Der Wandertag führte ins Einbachtal bei Hausach. In der „Eiche“ ließ man gemeinsam den Tag ausklingen.
Bei wenig einladendem Wetter startete die Wandergruppe Unterentersbach zu ihrer diesjährigen Abschlusswanderung in das Einbachtal. Dies änderte sich bereits auf der Fahrt nach Hausach zum Wanderparkplatz an der Kinzig, sodass man schon im Trockenen den Weg über den „Narrensteg“ antreten konnte. Dieser Holzsteg, heute eine reine Fußgängerbrücke, war früher die einzige Verbindung ins Einbachtal.

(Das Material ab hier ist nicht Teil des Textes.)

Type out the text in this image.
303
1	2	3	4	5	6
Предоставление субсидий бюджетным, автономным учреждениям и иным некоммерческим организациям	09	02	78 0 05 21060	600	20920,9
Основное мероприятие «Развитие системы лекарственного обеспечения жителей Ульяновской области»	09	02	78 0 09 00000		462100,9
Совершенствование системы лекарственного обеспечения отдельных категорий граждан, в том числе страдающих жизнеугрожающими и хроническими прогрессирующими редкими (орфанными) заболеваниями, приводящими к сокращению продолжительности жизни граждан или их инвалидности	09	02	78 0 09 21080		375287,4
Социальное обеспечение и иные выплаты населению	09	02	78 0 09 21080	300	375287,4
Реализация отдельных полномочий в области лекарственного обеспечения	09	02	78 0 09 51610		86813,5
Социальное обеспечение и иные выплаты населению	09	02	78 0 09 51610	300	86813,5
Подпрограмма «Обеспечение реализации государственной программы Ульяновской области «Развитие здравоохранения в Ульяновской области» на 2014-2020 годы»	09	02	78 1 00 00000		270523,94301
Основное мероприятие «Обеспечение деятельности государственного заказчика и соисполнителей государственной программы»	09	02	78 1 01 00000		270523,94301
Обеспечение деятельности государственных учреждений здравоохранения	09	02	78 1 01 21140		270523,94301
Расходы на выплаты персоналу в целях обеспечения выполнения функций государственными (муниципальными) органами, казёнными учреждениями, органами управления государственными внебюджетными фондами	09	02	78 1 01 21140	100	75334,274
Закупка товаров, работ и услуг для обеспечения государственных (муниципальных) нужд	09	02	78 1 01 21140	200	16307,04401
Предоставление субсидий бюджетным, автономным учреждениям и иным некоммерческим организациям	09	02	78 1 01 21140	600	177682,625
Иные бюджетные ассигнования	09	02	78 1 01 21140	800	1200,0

Vorbei am Kinzigtalbad führte der Weg vorbei an einer Schrebergartenanlage zum Herrenwald. Auf einem schmalen Pfad ging es nun in Serpentinen aufwärts zur Mariengrotte unter einem schützenden Dach. Diese wurde im Jahre 1933 von Pfadfindern als stillen Protest gegen die Machtergreifung Hitlers ohne technische Hilfsmittel erbaut. Im Stil einer Lourdes-Grotte steht die Madonnenstatue in einem steinernen Rundbogen. Zwei Bänke laden zur stillen Andacht an. Auch die Entersbacher Wanderer machten eine kurze Pause, bevor man den Weg auf laubbedeckten Wegen fortsetzte.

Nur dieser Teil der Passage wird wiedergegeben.